As the bidders’ battle for Fortis Healthcare, one of India’s largest hospital chains, rages, the internal fight for control between the board of directors and some minority shareholders has turned out to be a dead rubber.
The hospital chain operator, on the block since at least February, has scheduled an extraordinary general meeting today (May 22). On the agenda is the proposal to overthrow its last remaining director, Brian Tempest. Three other directors resigned a day before the meeting during which some investors are expected to seek an overhaul of the board before deciding on a buyer for the cash-strapped hospital.
Two foreign funds, Jupiter Asset Management and the Eastbridge Group, which together hold a 12.04% stake in the company, have sought to appoint three others—Suvalaxmi Chakraborty, Ravi Rajagopal, and Indrajit Banerjee—to the vacant seats.
The proposed overhaul is the biggest step before Fortis’s sale. Five suitors have lined up for the hospital chain valued at well over $1 billion. One of them, a consortium of business families, the Munjals and Burmans, has already been selected by the board.
The question now is if the existing board should have taken key decisions like whom to sell the company to.
The taint
Fortis was plunged into crisis in February this year after its then promoters, Malvinder Singh and Shivinder Singh, were accused of siphoning money to repay their personal debts. Even after brothers stepped down, investors feared that the remaining directors were operating at the ousted owners’ behest in the sale process.
The call against the existing directors found outside support, too. “…all its current members have had past tenured relationships either with the Singh brothers, or with companies of the group,” an April 24 report (pdf) by research and advisory firm Institutional Investor Advisory Services (IiAS) said.

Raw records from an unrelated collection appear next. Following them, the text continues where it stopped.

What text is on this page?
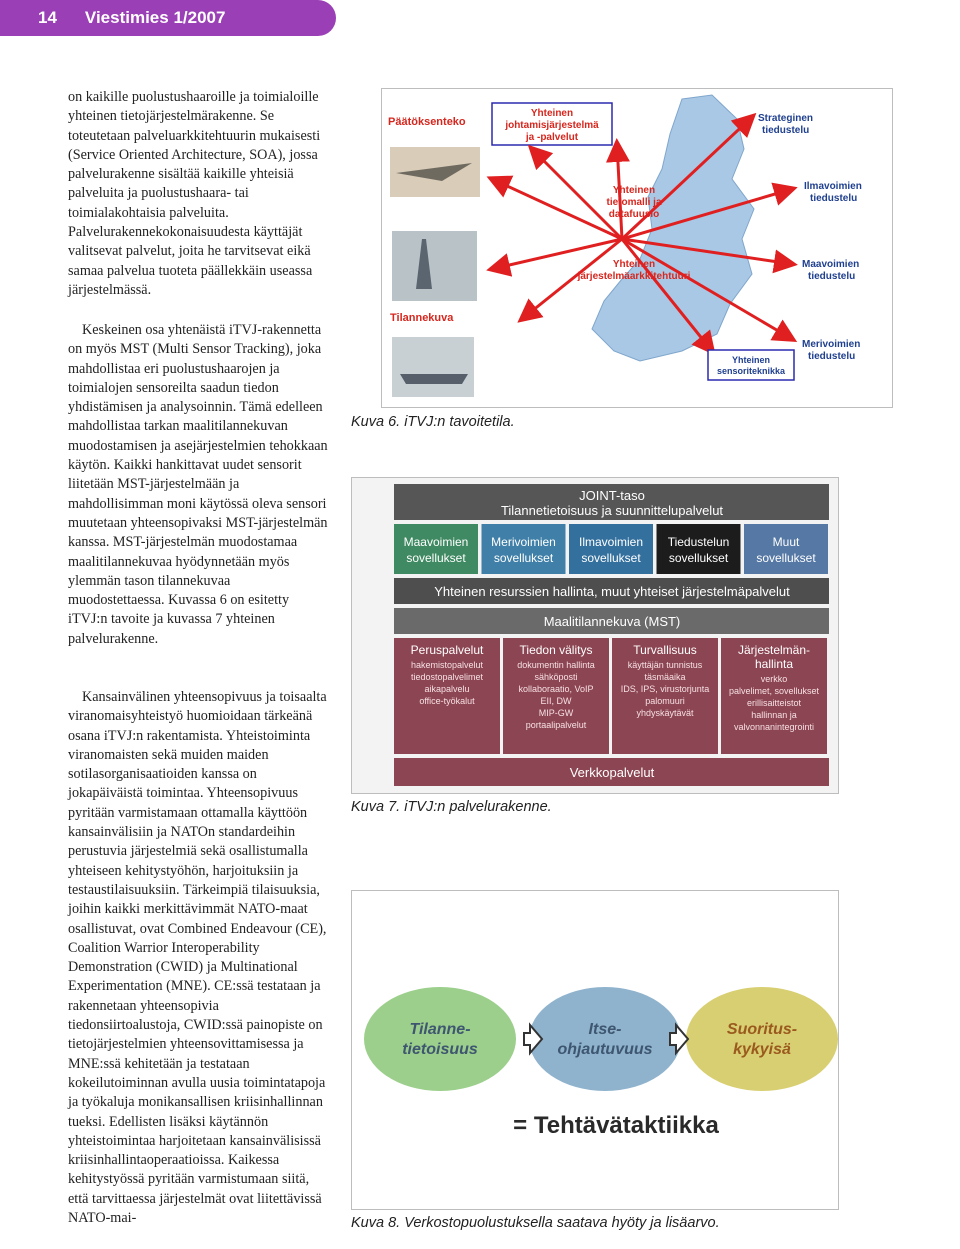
14 Viestimies 1/2007

on kaikille puolustushaaroille ja toimialoille yhteinen tietojärjestelmärakenne. Se toteutetaan palveluarkkitehtuurin mukaisesti (Service Oriented Architecture, SOA), jossa palvelurakenne sisältää kaikille yhteisiä palveluita ja puolustushaara- tai toimialakohtaisia palveluita. Palvelurakennekokonaisuudesta käyttäjät valitsevat palvelut, joita he tarvitsevat eikä samaa palvelua tuoteta päällekkäin useassa järjestelmässä.

Keskeinen osa yhtenäistä iTVJ-rakennetta on myös MST (Multi Sensor Tracking), joka mahdollistaa eri puolustushaarojen ja toimialojen sensoreilta saadun tiedon yhdistämisen ja analysoinnin. Tämä edelleen mahdollistaa tarkan maalitilannekuvan muodostamisen ja asejärjestelmien tehokkaan käytön. Kaikki hankittavat uudet sensorit liitetään MST-järjestelmään ja mahdollisimman moni käytössä oleva sensori muutetaan yhteensopivaksi MST-järjestelmän kanssa. MST-järjestelmän muodostamaa maalitilannekuvaa hyödynnetään myös ylemmän tason tilannekuvaa muodostettaessa. Kuvassa 6 on esitetty iTVJ:n tavoite ja kuvassa 7 yhteinen palvelurakenne.

Kansainvälinen yhteensopivuus ja toisaalta viranomaisyhteistyö huomioidaan tärkeänä osana iTVJ:n rakentamista. Yhteistoiminta viranomaisten sekä muiden maiden sotilasorganisaatioiden kanssa on jokapäiväistä toimintaa. Yhteensopivuus pyritään varmistamaan ottamalla käyttöön kansainvälisiin ja NATOn standardeihin perustuvia järjestelmiä sekä osallistumalla yhteiseen kehitystyöhön, harjoituksiin ja testaustilaisuuksiin. Tärkeimpiä tilaisuuksia, joihin kaikki merkittävimmät NATO-maat osallistuvat, ovat Combined Endeavour (CE), Coalition Warrior Interoperability Demonstration (CWID) ja Multinational Experimentation (MNE). CE:ssä testataan ja rakennetaan yhteensopivia tiedonsiirtoalustoja, CWID:ssä painopiste on tietojärjestelmien yhteensovittamisessa ja MNE:ssä kehitetään ja testataan kokeilutoiminnan avulla uusia toimintatapoja ja työkaluja monikansallisen kriisinhallinnan tueksi. Edellisten lisäksi käytännön yhteistoimintaa harjoitetaan kansainvälisissä kriisinhallintaoperaatioissa. Kaikessa kehitystyössä pyritään varmistumaan siitä, että tarvittaessa järjestelmät ovat liitettävissä NATO-mai-

Päätöksenteko
Tilannekuva
Yhteinen
johtamisjärjestelmä
ja -palvelut
Yhteinen
tietomalli ja
datafuusio
Yhteinen
järjestelmäarkkitehtuuri
Strateginen
tiedustelu
Ilmavoimien
tiedustelu
Maavoimien
tiedustelu
Merivoimien
tiedustelu
Yhteinen
sensoriteknikka
Kuva 6. iTVJ:n tavoitetila.
JOINT-taso
Tilannetietoisuus ja suunnittelupalvelut
Maavoimien
sovellukset
Merivoimien
sovellukset
Ilmavoimien
sovellukset
Tiedustelun
sovellukset
Muut
sovellukset
Yhteinen resurssien hallinta, muut yhteiset järjestelmäpalvelut
Maalitilannekuva (MST)
Peruspalvelut
hakemistopalvelut
tiedostopalvelimet
aikapalvelu
office-työkalut
Tiedon välitys
dokumentin hallinta
sähköposti
kollaboraatio, VoIP
EII, DW
MIP-GW
portaalipalvelut
Turvallisuus
käyttäjän tunnistus
täsmäaika
IDS, IPS, virustorjunta
palomuuri
yhdyskäytävät
Järjestelmän-
hallinta
verkko
palvelimet, sovellukset
erillisaitteistot
hallinnan ja
valvonnanintegrointi
Verkkopalvelut
Kuva 7. iTVJ:n palvelurakenne.
Tilanne-
tietoisuus
Itse-
ohjautuvuus
Suoritus-
kykyisä
= Tehtävätaktiikka
Kuva 8. Verkostopuolustuksella saatava hyöty ja lisäarvo.
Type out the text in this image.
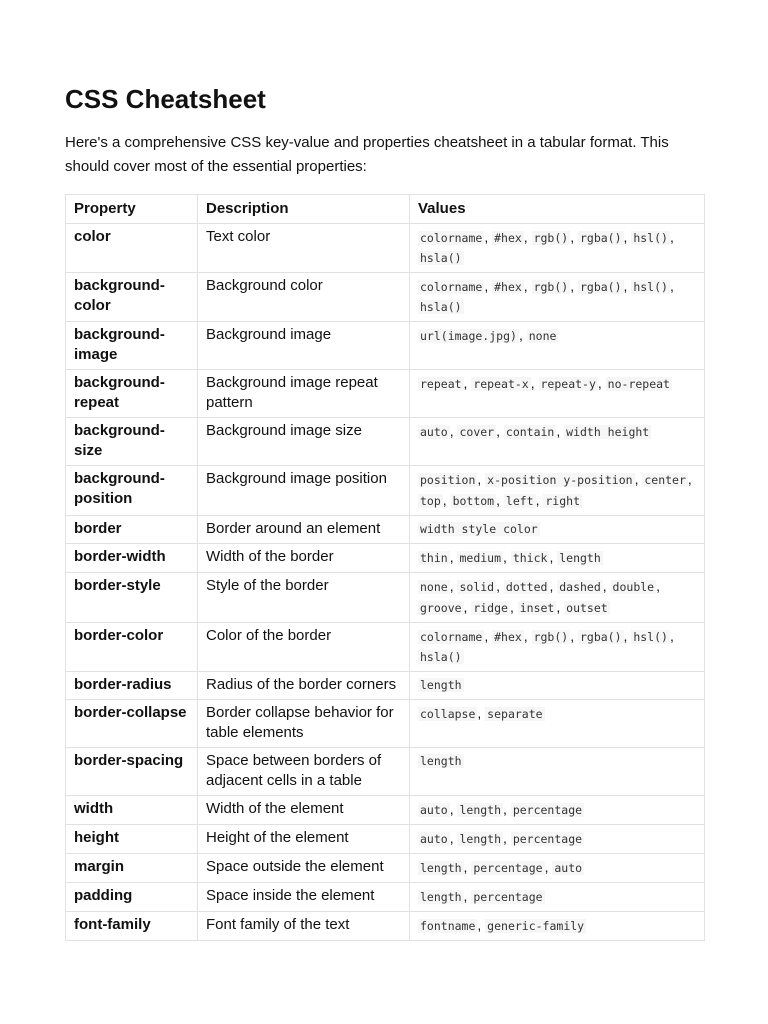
CSS Cheatsheet

Here's a comprehensive CSS key-value and properties cheatsheet in a tabular format. This should cover most of the essential properties:

Property	Description	Values
color	Text color	colorname , #hex , rgb() , rgba() , hsl() , hsla()
background-color	Background color	colorname , #hex , rgb() , rgba() , hsl() , hsla()
background-image	Background image	url(image.jpg) , none
background-repeat	Background image repeat pattern	repeat , repeat-x , repeat-y , no-repeat
background-size	Background image size	auto , cover , contain , width height
background-position	Background image position	position , x-position y-position , center , top , bottom , left , right
border	Border around an element	width style color
border-width	Width of the border	thin , medium , thick , length
border-style	Style of the border	none , solid , dotted , dashed , double , groove , ridge , inset , outset
border-color	Color of the border	colorname , #hex , rgb() , rgba() , hsl() , hsla()
border-radius	Radius of the border corners	length
border-collapse	Border collapse behavior for table elements	collapse , separate
border-spacing	Space between borders of adjacent cells in a table	length
width	Width of the element	auto , length , percentage
height	Height of the element	auto , length , percentage
margin	Space outside the element	length , percentage , auto
padding	Space inside the element	length , percentage
font-family	Font family of the text	fontname , generic-family
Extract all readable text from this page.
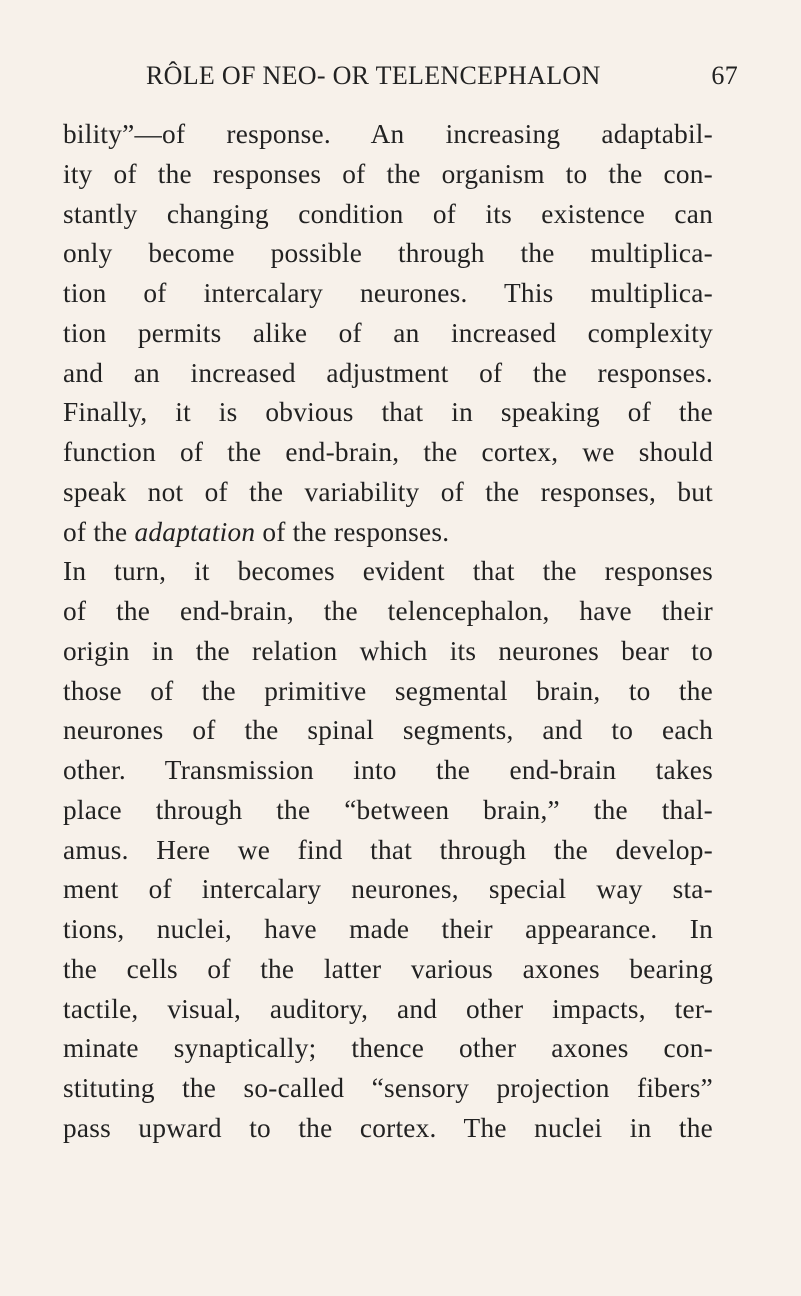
RÔLE OF NEO- OR TELENCEPHALON	67
bility”—of response. An increasing adaptabil-
ity of the responses of the organism to the con-
stantly changing condition of its existence can
only become possible through the multiplica-
tion of intercalary neurones. This multiplica-
tion permits alike of an increased complexity
and an increased adjustment of the responses.
Finally, it is obvious that in speaking of the
function of the end-brain, the cortex, we should
speak not of the variability of the responses, but
of the adaptation of the responses.
In turn, it becomes evident that the responses
of the end-brain, the telencephalon, have their
origin in the relation which its neurones bear to
those of the primitive segmental brain, to the
neurones of the spinal segments, and to each
other. Transmission into the end-brain takes
place through the “between brain,” the thal-
amus. Here we find that through the develop-
ment of intercalary neurones, special way sta-
tions, nuclei, have made their appearance. In
the cells of the latter various axones bearing
tactile, visual, auditory, and other impacts, ter-
minate synaptically; thence other axones con-
stituting the so-called “sensory projection fibers”
pass upward to the cortex. The nuclei in the
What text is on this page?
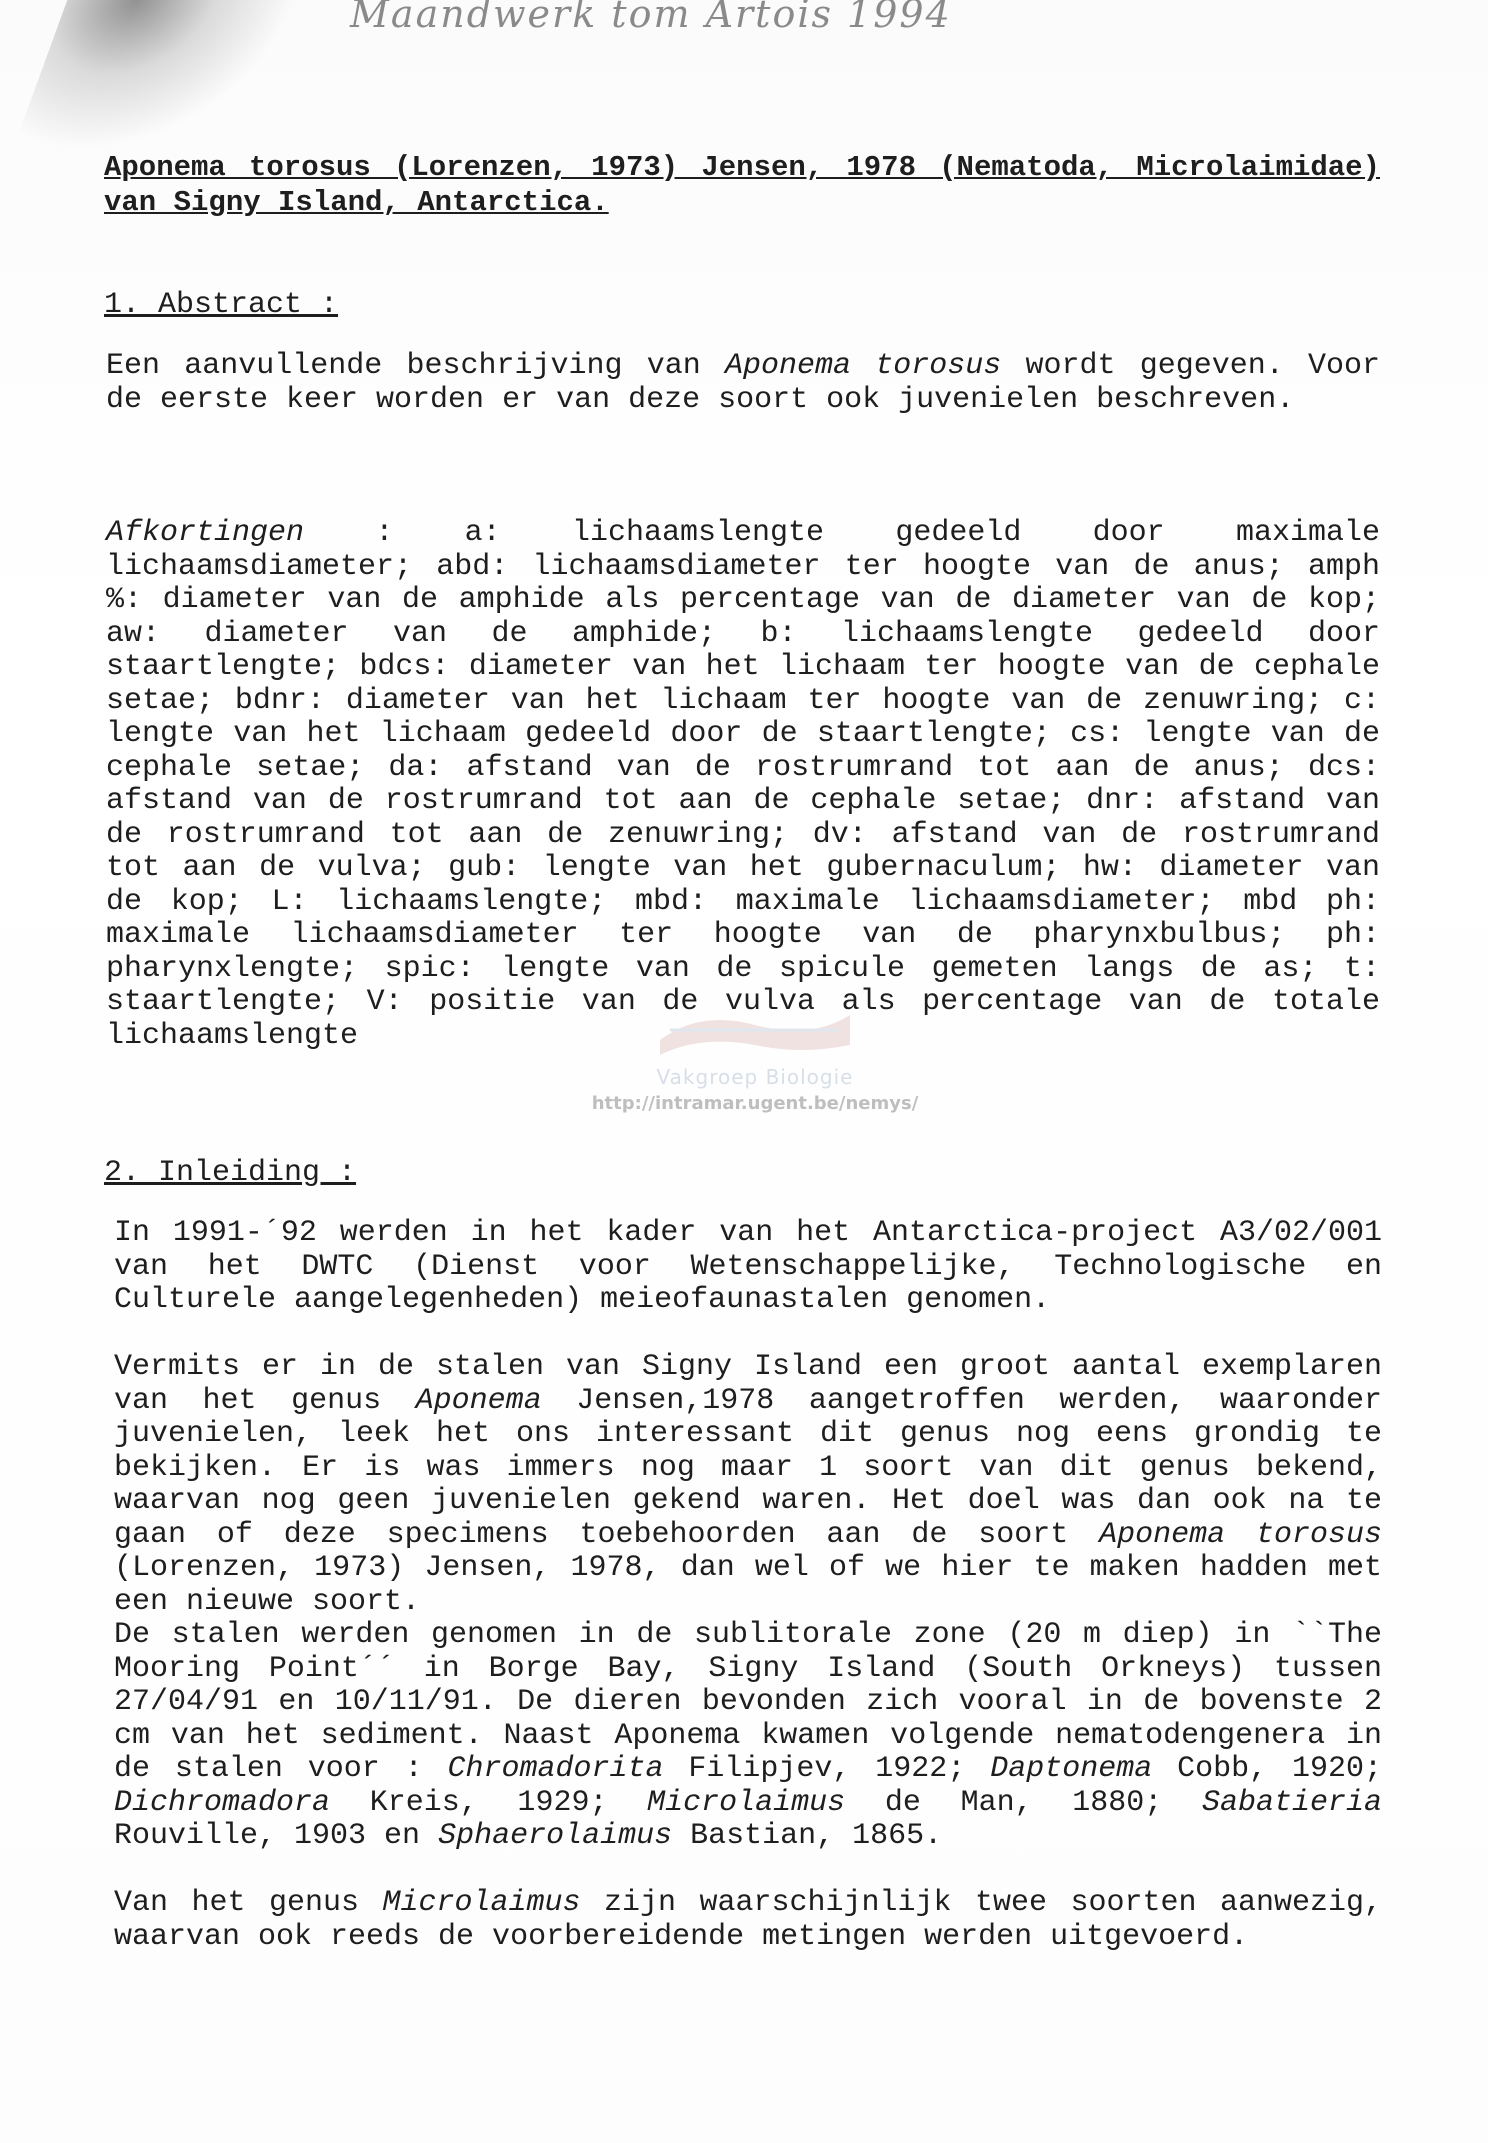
Maandwerk tom Artois 1994
Aponema torosus (Lorenzen, 1973) Jensen, 1978 (Nematoda, Microlaimidae) van Signy Island, Antarctica.
1. Abstract :
Een aanvullende beschrijving van Aponema torosus wordt gegeven. Voor de eerste keer worden er van deze soort ook juvenielen beschreven.
Afkortingen : a: lichaamslengte gedeeld door maximale lichaamsdiameter; abd: lichaamsdiameter ter hoogte van de anus; amph %: diameter van de amphide als percentage van de diameter van de kop; aw: diameter van de amphide; b: lichaamslengte gedeeld door staartlengte; bdcs: diameter van het lichaam ter hoogte van de cephale setae; bdnr: diameter van het lichaam ter hoogte van de zenuwring; c: lengte van het lichaam gedeeld door de staartlengte; cs: lengte van de cephale setae; da: afstand van de rostrumrand tot aan de anus; dcs: afstand van de rostrumrand tot aan de cephale setae; dnr: afstand van de rostrumrand tot aan de zenuwring; dv: afstand van de rostrumrand tot aan de vulva; gub: lengte van het gubernaculum; hw: diameter van de kop; L: lichaamslengte; mbd: maximale lichaamsdiameter; mbd ph: maximale lichaamsdiameter ter hoogte van de pharynxbulbus; ph: pharynxlengte; spic: lengte van de spicule gemeten langs de as; t: staartlengte; V: positie van de vulva als percentage van de totale lichaamslengte
Vakgroep Biologie
http://intramar.ugent.be/nemys/
2. Inleiding :
In 1991-´92 werden in het kader van het Antarctica-project A3/02/001 van het DWTC (Dienst voor Wetenschappelijke, Technologische en Culturele aangelegenheden) meieofaunastalen genomen.
Vermits er in de stalen van Signy Island een groot aantal exemplaren van het genus Aponema Jensen,1978 aangetroffen werden, waaronder juvenielen, leek het ons interessant dit genus nog eens grondig te bekijken. Er is was immers nog maar 1 soort van dit genus bekend, waarvan nog geen juvenielen gekend waren. Het doel was dan ook na te gaan of deze specimens toebehoorden aan de soort Aponema torosus (Lorenzen, 1973) Jensen, 1978, dan wel of we hier te maken hadden met een nieuwe soort.
De stalen werden genomen in de sublitorale zone (20 m diep) in ``The Mooring Point´´ in Borge Bay, Signy Island (South Orkneys) tussen 27/04/91 en 10/11/91. De dieren bevonden zich vooral in de bovenste 2 cm van het sediment. Naast Aponema kwamen volgende nematodengenera in de stalen voor : Chromadorita Filipjev, 1922; Daptonema Cobb, 1920; Dichromadora Kreis, 1929; Microlaimus de Man, 1880; Sabatieria Rouville, 1903 en Sphaerolaimus Bastian, 1865.
Van het genus Microlaimus zijn waarschijnlijk twee soorten aanwezig, waarvan ook reeds de voorbereidende metingen werden uitgevoerd.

“How can you have a company where the two promoters have stepped down, but look at the directors—one is the father-in-law of the former promoter and the second one is Brian Tempest, who was a Ranbaxy employee for so many years. If these two people are going to decide as to how the process of sale will happen, that makes an absolute mockery of the process because they are under the control of the two brothers,” corporate and finance consultant Ajay Srivastava, managing director at Dimensions Consulting, told Quartz on May 02.
What next
Subsequent to the May 10 decision to sell the hospital to the Munjal-Burman consortium, at least one other suitor, the Manipal Group backed by TPG Asia, has sweetened its offer. Malaysia-based IHH Healthcare has extended the validity of its offer till May 29. Yes Bank, which owned about 15% stake in Fortis at the end of March, has reportedly asked the board to reconsider its decision.
Given that all but one of the incumbents have left the battleground, a review of the bids seems likely under a new set of directors.